[css3-writing-modes] text-combine and half/third/fourth-width glyphs

> The one general comment I would have is that the rendering behavior must be consistent
> across user agents, allowing user agents to pick and choose which behavior to implement
> is a recipe for inconsistency and a huge headache for authors.
> 
> For example, if text-combine is applied to a three character span containing "123" then
> there should be a way of assuring that third-width glyphs are *always* used if an a font
> containing third-width glyphs is provided.  This should work across implementations, it
> should *not* be up to the implementation to decide to wing it and render using shrunken
> glyphs from MS PGothic (double ick!).

I understand your point. This is tough part, and making this behavior UA dependent is actually from requests from implementers.

There can be cases where implementers would like to choose not to use half/third/fourth-width glyphs. For example:

1. The font has proportional digits and thus "11" fits within 1em square box. Since half-width glyphs usually look worse than regular glyphs, regular glyphs should be preferred.

2. The span contains "1i" and its width is within 1em square box. Same as #1.
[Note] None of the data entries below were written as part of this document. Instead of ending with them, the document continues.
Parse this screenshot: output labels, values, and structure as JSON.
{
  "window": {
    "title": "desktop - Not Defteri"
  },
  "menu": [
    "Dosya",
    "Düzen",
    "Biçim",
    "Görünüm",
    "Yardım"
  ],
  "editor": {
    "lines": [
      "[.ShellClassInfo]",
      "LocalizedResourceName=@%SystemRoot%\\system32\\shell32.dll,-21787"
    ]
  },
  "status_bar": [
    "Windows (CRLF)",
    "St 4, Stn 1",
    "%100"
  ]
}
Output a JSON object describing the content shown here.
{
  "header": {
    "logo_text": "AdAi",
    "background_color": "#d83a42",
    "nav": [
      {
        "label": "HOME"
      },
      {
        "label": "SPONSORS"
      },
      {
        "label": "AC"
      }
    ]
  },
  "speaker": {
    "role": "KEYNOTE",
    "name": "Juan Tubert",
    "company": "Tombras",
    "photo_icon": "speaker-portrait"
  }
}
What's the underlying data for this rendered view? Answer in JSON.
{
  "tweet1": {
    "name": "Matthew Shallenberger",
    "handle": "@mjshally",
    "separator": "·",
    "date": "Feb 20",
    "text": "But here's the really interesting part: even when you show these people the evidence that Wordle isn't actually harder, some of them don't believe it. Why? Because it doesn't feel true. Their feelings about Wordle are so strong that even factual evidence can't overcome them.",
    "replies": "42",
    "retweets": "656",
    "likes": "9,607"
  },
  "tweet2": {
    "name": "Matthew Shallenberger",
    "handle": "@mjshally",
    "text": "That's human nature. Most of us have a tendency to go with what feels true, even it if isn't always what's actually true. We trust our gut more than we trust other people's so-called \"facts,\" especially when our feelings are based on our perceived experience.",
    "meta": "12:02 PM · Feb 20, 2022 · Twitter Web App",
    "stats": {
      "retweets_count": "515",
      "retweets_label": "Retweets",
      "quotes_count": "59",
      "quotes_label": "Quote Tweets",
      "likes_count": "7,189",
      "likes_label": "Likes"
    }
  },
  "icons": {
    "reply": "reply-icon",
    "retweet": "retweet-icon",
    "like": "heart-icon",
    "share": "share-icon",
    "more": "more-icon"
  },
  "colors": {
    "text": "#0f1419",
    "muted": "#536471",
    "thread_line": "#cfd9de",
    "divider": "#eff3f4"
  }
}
3. The span contains "1W" and its width exceeds 1em square box drastically. Half-width glyph is available for "1", but not for "W", and even with half-width glyph is used for "1", it still exceeds 1em square box drastically. Combining half-width glyph of "1" and scaled "W" may look better in some cases, while just scaling "1W" may look better. It depends on fonts and rasterizers.

It must be difficult to optimize these cases on PC platforms where browsers cannot assume anything about used fonts, but for devices, fonts and rasterizers are limited and users may not install new fonts. In such cases, implementers would like to optimize their algorithms for these cases for the environment.

While I agree with what you said, the most important feature of text-combine is to fit the combined glyph to almost 1em square box. As long as that part is consistent across browsers, I'd like to allow implementers to optimize their algorithms rather than forcing one rule that is good for one platform but may not be the best for other platforms.